Mere breach of warranty by the other party (see Section 3.2) is not a valid reason for non-performance. The claimant may recover damages, but he must still perform his own side of the bargain.
Even breach of condition by the other party does not automatically end the contract. It merely gives a claimant the right to end it, and refuse further performance by himself. If he does choose to exercise this right, then he must do so reasonably promptly (as with rescis-sion for misrepresentation – see Section 2.5). The right may therefore be lost very soon, particularly with perishable goods. The right may also be lost if the claimant has chosen to
‘affirm’ the contract, and go on with it knowing of the serious breach.

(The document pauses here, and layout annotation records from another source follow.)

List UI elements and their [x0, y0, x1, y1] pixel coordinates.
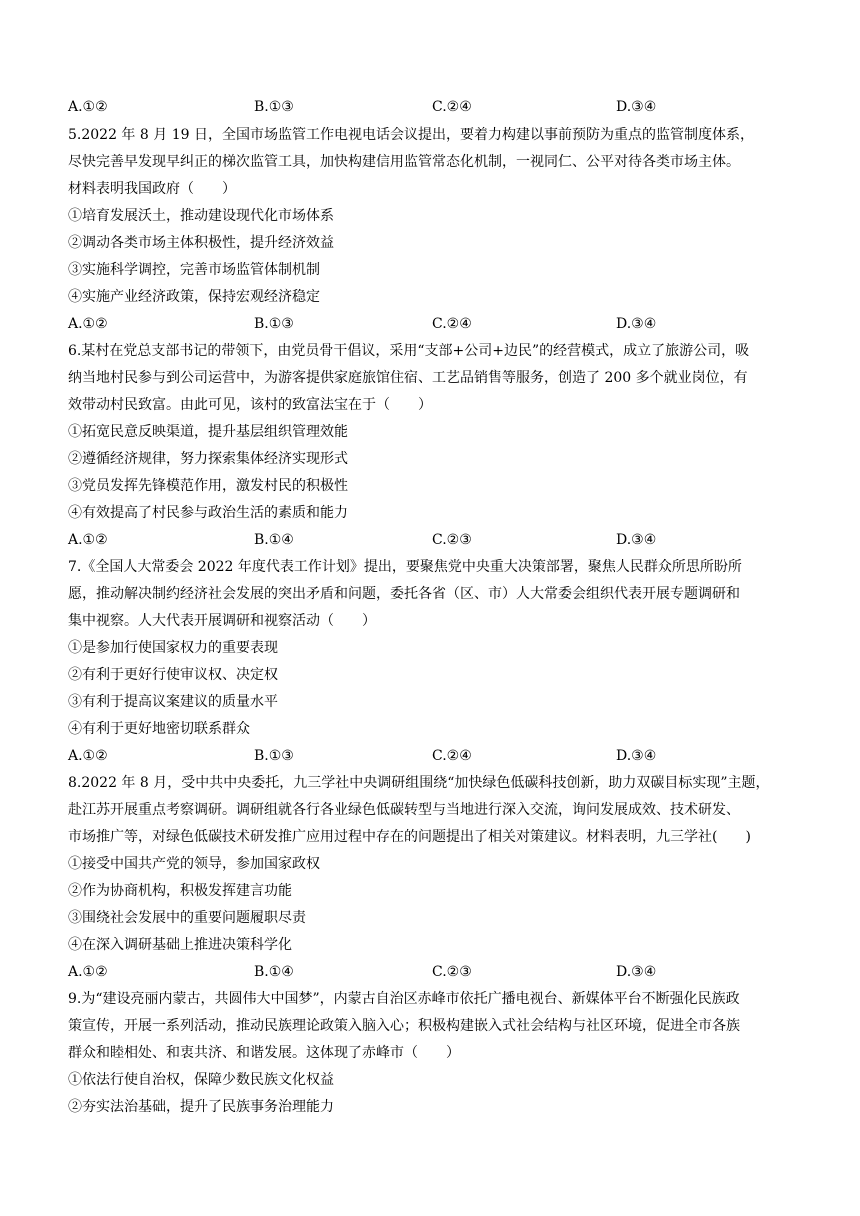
question-stem-line: 5.2022 年 8 月 19 日，全国市场监管工作电视电话会议提出，要着力构建以事前预防为重点的监管制度体系， — [68, 127, 754, 143]
statement-item: ②遵循经济规律，努力探索集体经济实现形式 — [68, 451, 348, 467]
statement-item: ④有效提高了村民参与政治生活的素质和能力 — [68, 505, 348, 521]
question-stem-line: 纳当地村民参与到公司运营中，为游客提供家庭旅馆住宿、工艺品销售等服务，创造了 200 多个就业岗位，有 — [68, 370, 748, 386]
q8-options — [68, 959, 798, 986]
question-stem-line: 尽快完善早发现早纠正的梯次监管工具，加快构建信用监管常态化机制，一视同仁、公平对待各类市场主体。 — [68, 154, 740, 170]
statement-item: ③实施科学调控，完善市场监管体制机制 — [68, 262, 320, 278]
statement-item: ①接受中国共产党的领导，参加国家政权 — [68, 856, 320, 872]
question-stem-line: 群众和睦相处、和衷共济、和谐发展。这体现了赤峰市（ ） — [68, 1045, 460, 1061]
option-d[interactable]: D.③④ — [616, 532, 657, 548]
q6-options — [68, 527, 798, 554]
option-c[interactable]: C.②④ — [432, 316, 472, 332]
statement-item: ②调动各类市场主体积极性，提升经济效益 — [68, 235, 334, 251]
option-d[interactable]: D.③④ — [616, 964, 657, 980]
statement-item: ①依法行使自治权，保障少数民族文化权益 — [68, 1072, 334, 1088]
statement-item: ③有利于提高议案建议的质量水平 — [68, 694, 278, 710]
question-stem-line: 材料表明我国政府（ ） — [68, 181, 236, 197]
question-stem-line: 9.为“建设亮丽内蒙古，共圆伟大中国梦”，内蒙古自治区赤峰市依托广播电视台、新媒体平台不断强化民族政 — [68, 991, 740, 1007]
option-d[interactable]: D.③④ — [616, 99, 657, 115]
option-a[interactable]: A.①② — [68, 99, 108, 115]
option-d[interactable]: D.③④ — [616, 316, 657, 332]
question-stem-line: 市场推广等，对绿色低碳技术研发推广应用过程中存在的问题提出了相关对策建议。材料表明，九三学社( ) — [68, 829, 751, 845]
option-c[interactable]: C.②④ — [432, 748, 472, 764]
question-stem-line: 7.《全国人大常委会 2022 年度代表工作计划》提出，要聚焦党中央重大决策部署，聚焦人民群众所思所盼所 — [68, 559, 742, 575]
option-a[interactable]: A.①② — [68, 748, 108, 764]
statement-item: ③党员发挥先锋模范作用，激发村民的积极性 — [68, 478, 348, 494]
question-stem-line: 策宣传，开展一系列活动，推动民族理论政策入脑入心；积极构建嵌入式社会结构与社区环境，促进全市各族 — [68, 1018, 740, 1034]
q7-options — [68, 743, 798, 770]
statement-item: ②夯实法治基础，提升了民族事务治理能力 — [68, 1099, 334, 1115]
statement-item: ①培育发展沃土，推动建设现代化市场体系 — [68, 208, 334, 224]
question-stem-line: 集中视察。人大代表开展调研和视察活动（ ） — [68, 613, 376, 629]
statement-item: ①是参加行使国家权力的重要表现 — [68, 640, 278, 656]
option-b[interactable]: B.①④ — [254, 532, 294, 548]
question-stem-line: 8.2022 年 8 月，受中共中央委托，九三学社中央调研组围绕“加快绿色低碳科技创新，助力双碳目标实现”主题， — [68, 775, 770, 791]
question-stem-line: 赴江苏开展重点考察调研。调研组就各行各业绿色低碳转型与当地进行深入交流，询问发展成效、技术研发、 — [68, 802, 740, 818]
option-b[interactable]: B.①③ — [254, 316, 294, 332]
option-b[interactable]: B.①④ — [254, 964, 294, 980]
question-stem-line: 效带动村民致富。由此可见，该村的致富法宝在于（ ） — [68, 397, 432, 413]
question-stem-line: 6.某村在党总支部书记的带领下，由党员骨干倡议，采用“支部+公司+边民”的经营模式，成立了旅游公司，吸 — [68, 343, 750, 359]
statement-item: ④实施产业经济政策，保持宏观经济稳定 — [68, 289, 320, 305]
q4-options — [68, 94, 798, 121]
option-a[interactable]: A.①② — [68, 964, 108, 980]
q5-options — [68, 311, 798, 338]
option-b[interactable]: B.①③ — [254, 99, 294, 115]
statement-item: ④在深入调研基础上推进决策科学化 — [68, 937, 292, 953]
statement-item: ②有利于更好行使审议权、决定权 — [68, 667, 278, 683]
option-c[interactable]: C.②③ — [432, 532, 472, 548]
option-a[interactable]: A.①② — [68, 316, 108, 332]
option-d[interactable]: D.③④ — [616, 748, 657, 764]
statement-item: ②作为协商机构，积极发挥建言功能 — [68, 883, 292, 899]
option-c[interactable]: C.②④ — [432, 99, 472, 115]
option-a[interactable]: A.①② — [68, 532, 108, 548]
statement-item: ④有利于更好地密切联系群众 — [68, 721, 250, 737]
question-stem-line: 愿，推动解决制约经济社会发展的突出矛盾和问题，委托各省（区、市）人大常委会组织代表开展专题调研和 — [68, 586, 740, 602]
option-c[interactable]: C.②③ — [432, 964, 472, 980]
statement-item: ①拓宽民意反映渠道，提升基层组织管理效能 — [68, 424, 348, 440]
option-b[interactable]: B.①③ — [254, 748, 294, 764]
statement-item: ③围绕社会发展中的重要问题履职尽责 — [68, 910, 306, 926]
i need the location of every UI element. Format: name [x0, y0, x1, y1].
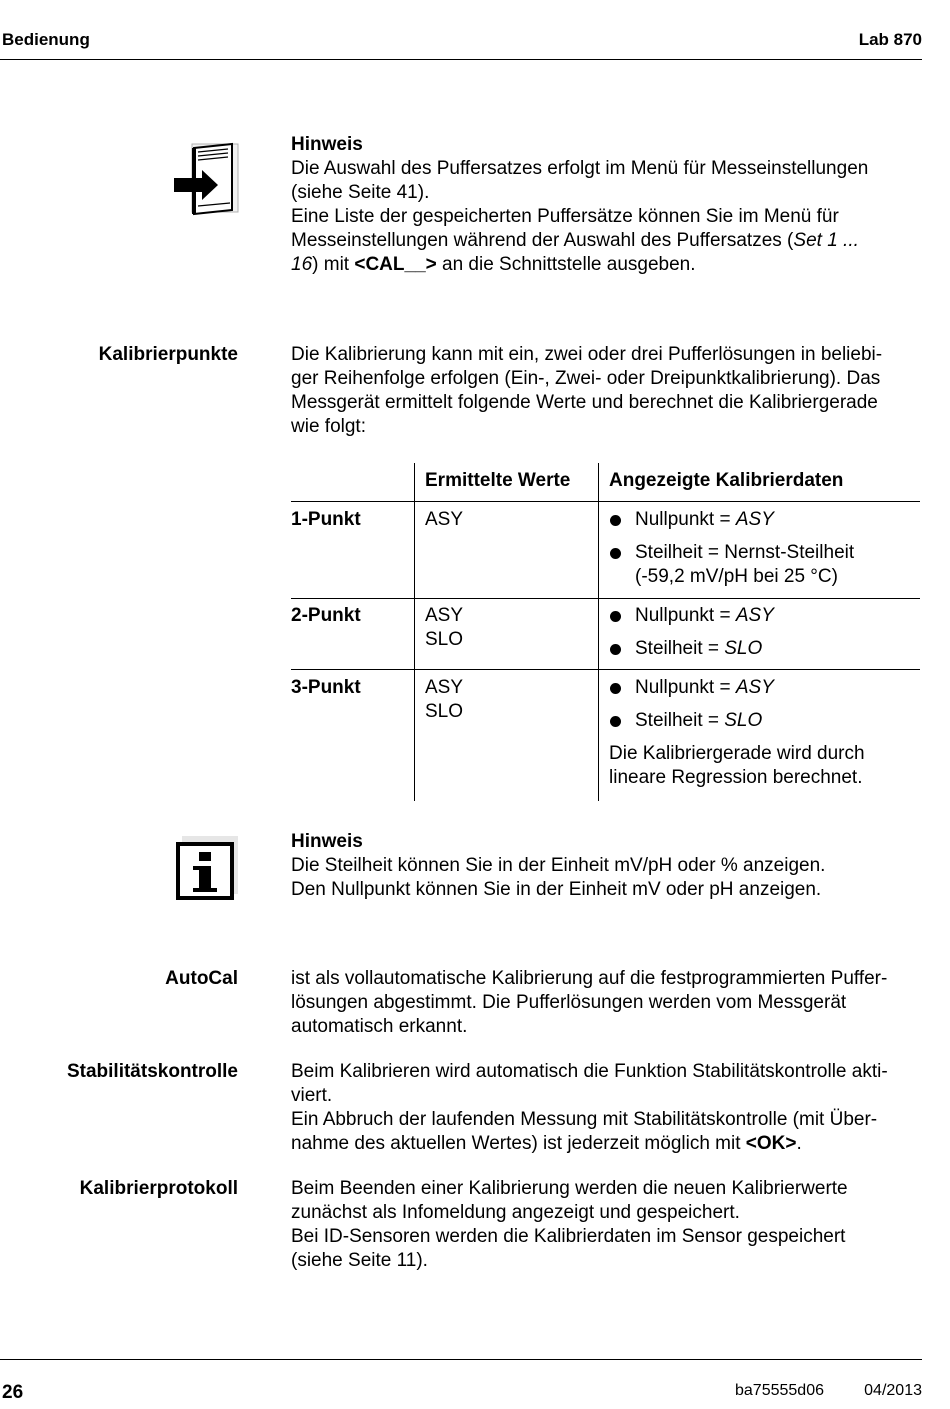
table-divider: [291, 598, 920, 599]
header-right: Lab 870: [858, 30, 922, 49]
bullet-italic: ASY: [735, 605, 774, 626]
paragraph-line: lösungen abgestimmt. Die Pufferlösungen werden vom Messgerät: [291, 992, 847, 1013]
cal-key: <CAL__>: [354, 254, 437, 275]
paragraph-text: nahme des aktuellen Wertes) ist jederzeit möglich mit: [291, 1133, 746, 1154]
list-item: [609, 604, 919, 628]
table-cell: ASY: [425, 509, 464, 530]
bullet-text: Steilheit =: [635, 638, 725, 659]
page-number: 26: [2, 1382, 24, 1403]
paragraph-line: Bei ID-Sensoren werden die Kalibrierdaten im Sensor gespeichert: [291, 1226, 846, 1247]
table-divider: [598, 463, 599, 801]
table-note: Die Kalibriergerade wird durch: [609, 743, 865, 764]
table-value: ASY: [425, 605, 464, 626]
bullet-italic: SLO: [724, 638, 763, 659]
table-cell: [425, 676, 463, 724]
note-1-text: ) mit: [312, 254, 355, 275]
bullet-text: Steilheit = Nernst-Steilheit: [635, 542, 855, 563]
note-1-line: Die Auswahl des Puffersatzes erfolgt im Menü für Messeinstellungen: [291, 158, 869, 179]
table-value: SLO: [425, 629, 464, 650]
note-1-line: [291, 229, 923, 253]
table-header: Ermittelte Werte: [425, 470, 571, 491]
table-row-label: 1-Punkt: [291, 509, 361, 530]
doc-date: 04/2013: [864, 1382, 922, 1399]
side-label-kalibrierprotokoll: Kalibrierprotokoll: [79, 1178, 238, 1199]
protokoll-text: [291, 1177, 923, 1273]
bullet-italic: ASY: [735, 509, 774, 530]
paragraph-line: ger Reihenfolge erfolgen (Ein-, Zwei- oder Dreipunktkalibrierung). Das: [291, 368, 881, 389]
table-value: ASY: [425, 677, 464, 698]
paragraph-line: (siehe Seite 11).: [291, 1250, 428, 1271]
note-2-line: Die Steilheit können Sie in der Einheit mV/pH oder % anzeigen.: [291, 855, 826, 876]
paragraph-line: Messgerät ermittelt folgende Werte und berechnet die Kalibriergerade: [291, 392, 878, 413]
note-1-line: [291, 253, 923, 277]
book-arrow-icon: [172, 140, 242, 216]
calibration-table: [291, 463, 920, 801]
table-cell: [609, 508, 919, 589]
paragraph-line: zunächst als Infomeldung angezeigt und gespeichert.: [291, 1202, 740, 1223]
bullet-text: Nullpunkt =: [635, 677, 736, 698]
table-cell: [609, 604, 919, 661]
table-row-label: 3-Punkt: [291, 677, 361, 698]
paragraph-line: Beim Beenden einer Kalibrierung werden die neuen Kalibrierwerte: [291, 1178, 848, 1199]
list-item: [609, 709, 919, 733]
table-value: SLO: [425, 701, 464, 722]
table-note: lineare Regression berechnet.: [609, 767, 863, 788]
table-cell: [425, 604, 463, 652]
note-1-italic: Set 1 ...: [793, 230, 859, 251]
side-label-kalibrierpunkte: Kalibrierpunkte: [98, 344, 238, 365]
paragraph-line: wie folgt:: [291, 416, 366, 437]
table-divider: [414, 463, 415, 801]
note-1-italic: 16: [291, 254, 313, 275]
note-1-title: Hinweis: [291, 134, 363, 155]
paragraph-line: Beim Kalibrieren wird automatisch die Funktion Stabilitätskontrolle akti-: [291, 1061, 888, 1082]
header-rule: [0, 59, 922, 60]
note-2-title: Hinweis: [291, 831, 363, 852]
stabil-text: [291, 1060, 923, 1156]
header-left: Bedienung: [2, 30, 90, 49]
note-1-line: (siehe Seite 41).: [291, 182, 430, 203]
bullet-text: Steilheit =: [635, 710, 725, 731]
note-1-line: Eine Liste der gespeicherten Puffersätze können Sie im Menü für: [291, 206, 839, 227]
note-1-text: an die Schnittstelle ausgeben.: [436, 254, 696, 275]
bullet-italic: ASY: [735, 677, 774, 698]
bullet-italic: SLO: [724, 710, 763, 731]
autocal-text: [291, 967, 923, 1039]
table-divider: [291, 501, 920, 502]
side-label-stabilitaetskontrolle: Stabilitätskontrolle: [66, 1061, 238, 1082]
paragraph-line: viert.: [291, 1085, 333, 1106]
side-label-autocal: AutoCal: [165, 968, 238, 989]
footer-rule: [0, 1359, 922, 1360]
bullet-text: Nullpunkt =: [635, 605, 736, 626]
note-2: [291, 830, 923, 902]
list-item: [609, 676, 919, 700]
note-2-line: Den Nullpunkt können Sie in der Einheit mV oder pH anzeigen.: [291, 879, 822, 900]
paragraph-line: Die Kalibrierung kann mit ein, zwei oder drei Pufferlösungen in beliebi-: [291, 344, 883, 365]
list-item: [609, 541, 919, 589]
note-1: [291, 133, 923, 277]
kalibrierpunkte-text: [291, 343, 923, 439]
bullet-text: Nullpunkt =: [635, 509, 736, 530]
list-item: [609, 637, 919, 661]
doc-id: ba75555d06: [735, 1382, 824, 1399]
ok-key: <OK>: [745, 1133, 797, 1154]
note-1-text: Messeinstellungen während der Auswahl des Puffersatzes (: [291, 230, 794, 251]
table-cell: [609, 676, 919, 790]
paragraph-line: ist als vollautomatische Kalibrierung auf die festprogrammierten Puffer-: [291, 968, 888, 989]
table-divider: [291, 669, 920, 670]
paragraph-line: [291, 1132, 923, 1156]
bullet-text: (-59,2 mV/pH bei 25 °C): [635, 566, 838, 587]
table-header: Angezeigte Kalibrierdaten: [609, 470, 844, 491]
paragraph-line: automatisch erkannt.: [291, 1016, 468, 1037]
paragraph-text: .: [796, 1133, 802, 1154]
paragraph-line: Ein Abbruch der laufenden Messung mit Stabilitätskontrolle (mit Über-: [291, 1109, 878, 1130]
list-item: [609, 508, 919, 532]
table-row-label: 2-Punkt: [291, 605, 361, 626]
info-icon: [176, 836, 238, 900]
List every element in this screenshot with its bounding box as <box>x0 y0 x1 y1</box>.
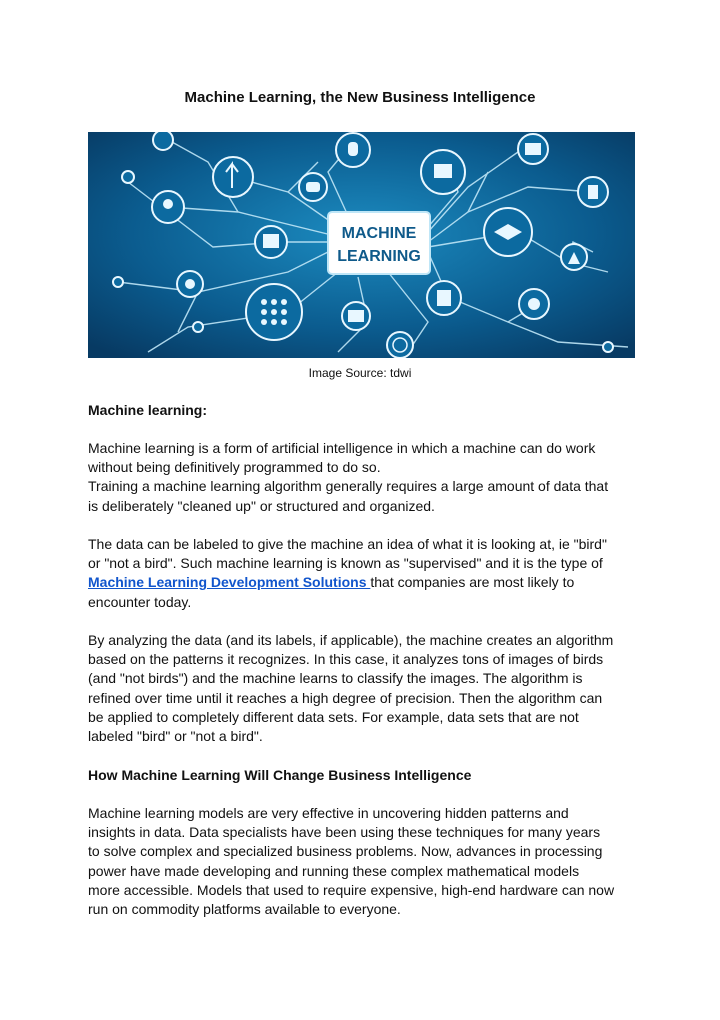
text-line: labeled "bird" or "not a bird". <box>88 728 263 745</box>
machine-learning-badge <box>328 212 430 274</box>
text-line: power have made developing and running these complex mathematical models <box>88 862 580 879</box>
flower-icon <box>528 298 540 310</box>
paragraph <box>88 535 648 612</box>
chat-icon <box>306 182 320 192</box>
grid-dots-icon <box>261 299 287 325</box>
network-graph-icon <box>437 290 451 306</box>
text-line: run on commodity platforms available to everyone. <box>88 901 401 918</box>
text-line: based on the patterns it recognizes. In this case, it analyzes tons of images of birds <box>88 651 604 668</box>
text-line: The data can be labeled to give the machine an idea of what it is looking at, ie "bird" <box>88 536 607 552</box>
text-line: without being definitively programmed to do so. <box>88 459 381 476</box>
text-line: By analyzing the data (and its labels, if applicable), the machine creates an algorithm <box>88 632 614 648</box>
hero-image <box>88 132 635 358</box>
text-line: to solve complex and specialized business problems. Now, advances in processing <box>88 843 603 860</box>
microphone-icon <box>348 142 358 156</box>
text-line: insights in data. Data specialists have been using these techniques for many years <box>88 824 601 841</box>
paragraph <box>88 631 648 746</box>
user-icon <box>163 199 173 209</box>
text-line: be applied to completely different data sets. For example, data sets that are not <box>88 708 579 725</box>
text-line: or "not a bird". Such machine learning is known as "supervised" and it is the type of <box>88 555 603 572</box>
text-fragment: that companies are most likely to <box>370 574 575 591</box>
bar-chart-icon <box>263 234 279 248</box>
document-title: Machine Learning, the New Business Intelligence <box>184 89 536 106</box>
mail-icon <box>525 143 541 155</box>
text-line: Machine learning models are very effective in uncovering hidden patterns and <box>88 805 569 821</box>
text-line: (and "not birds") and the machine learns to classify the images. The algorithm is <box>88 670 583 687</box>
badge-line2: LEARNING <box>337 248 421 265</box>
section-heading-machine-learning: Machine learning: <box>88 402 208 418</box>
ml-development-solutions-link[interactable]: Machine Learning Development Solutions <box>88 574 371 591</box>
text-line: Machine learning is a form of artificial intelligence in which a machine can do work <box>88 440 596 456</box>
machine-learning-network-illustration <box>88 132 635 358</box>
lightbulb-icon <box>185 279 195 289</box>
paragraph <box>88 804 648 919</box>
form-icon <box>348 310 364 322</box>
text-line: more accessible. Models that used to require expensive, high-end hardware can now <box>88 881 615 898</box>
badge-line1: MACHINE <box>341 225 417 242</box>
documents-icon <box>588 185 598 199</box>
org-chart-icon <box>434 164 452 178</box>
image-caption: Image Source: tdwi <box>308 366 412 380</box>
text-line: refined over time until it reaches a high degree of precision. Then the algorithm can <box>88 689 603 706</box>
text-line: encounter today. <box>88 593 192 610</box>
section-heading-business-intelligence: How Machine Learning Will Change Business Intelligence <box>88 767 472 783</box>
text-line: Training a machine learning algorithm generally requires a large amount of data that <box>88 478 609 495</box>
text-line <box>88 573 648 592</box>
paragraph <box>88 439 648 516</box>
text-line: is deliberately "cleaned up" or structured and organized. <box>88 497 435 514</box>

If a claimant exercises a right to end the contract, then this is a valid reason for no longer performing his own obligations. Otherwise, however, he must still perform his own side of the contract. The effects of breach are fully discussed in Chapter 4.
3.5 Summary
At the end of this chapter, students should make sure that they are familiar with the fol-lowing material:
● The normal terms of contract should be studied very carefully – in particular:
– conditions and warranties, and the differences between them;
– express terms and implied terms, particularly implied terms in contracts between a professional person and his client; at this point students should refer again to the situ-ations where a professional person can also be liable to a non-client.
● Exemption clauses are important, and students should make sure that they know about the attitude of the courts, and the effect of legislation such as the Unfair Contract Terms Act 1977.
● Discharge of a contract by performance and by agreement.
● Discharge by frustration.
● The results of breach of contract (briefly).